Giant low-field magnetocaloric effect in unstable antiferromagnetic Tm1–xErxNi2Si2 (x = 0.2, 0.4) compounds

Magnetic refrigeration (MR) technology is regarded as an ideal solution for cryogenic applications, relying on magnetocaloric materials which provide necessary chilling effect. A series of polycrystalline Tm1–xErxNi2Si2 (x = 0.2, 0.4) compounds was synthesized, and their magnetic properties, magnetic phase transition together with magnetocaloric effect (MCE) were studied. The Tm1–xErxNi2Si2 (x = 0.2, 0.4) compounds display a field-induced metamagnetic transition from antiferromagnetic (AFM) to ferromagnetism (FM) in excess of 0.2 T, respectively.

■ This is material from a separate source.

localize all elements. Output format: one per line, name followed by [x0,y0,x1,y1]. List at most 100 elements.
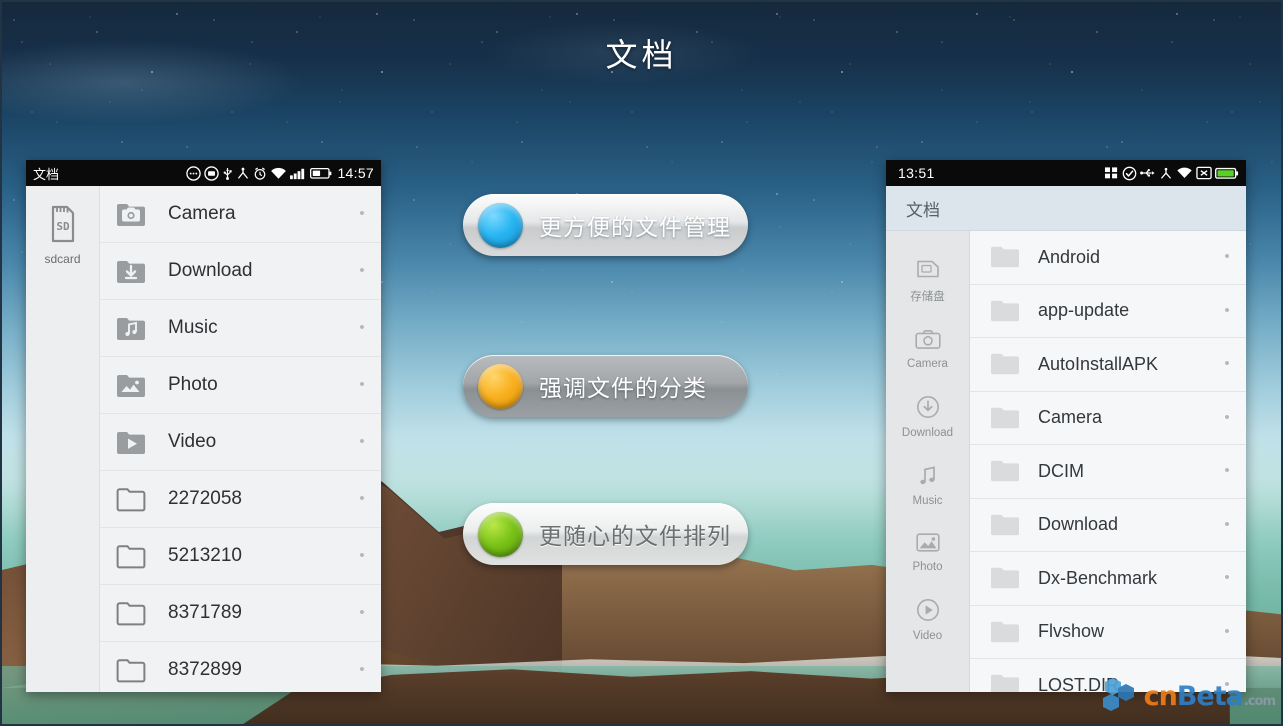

Meanwhile, the AFM ground state is unstable. Under the field change of 0–2 T, the values of maximal magnetic entropy change (−ΔSMmax) and refrigerant capacity (RC) for Tm0.8Er0.2Ni2Si2 compound are 17.9 J/(kg·K) and 83.5 J/kg, respectively. The large reversible MCE under low magnetic fields (≤2 T) indicates that Tm0.8Er0.2Ni2Si2 compound can serve as potential candidate materials for cryogenic magnetic refrigeration.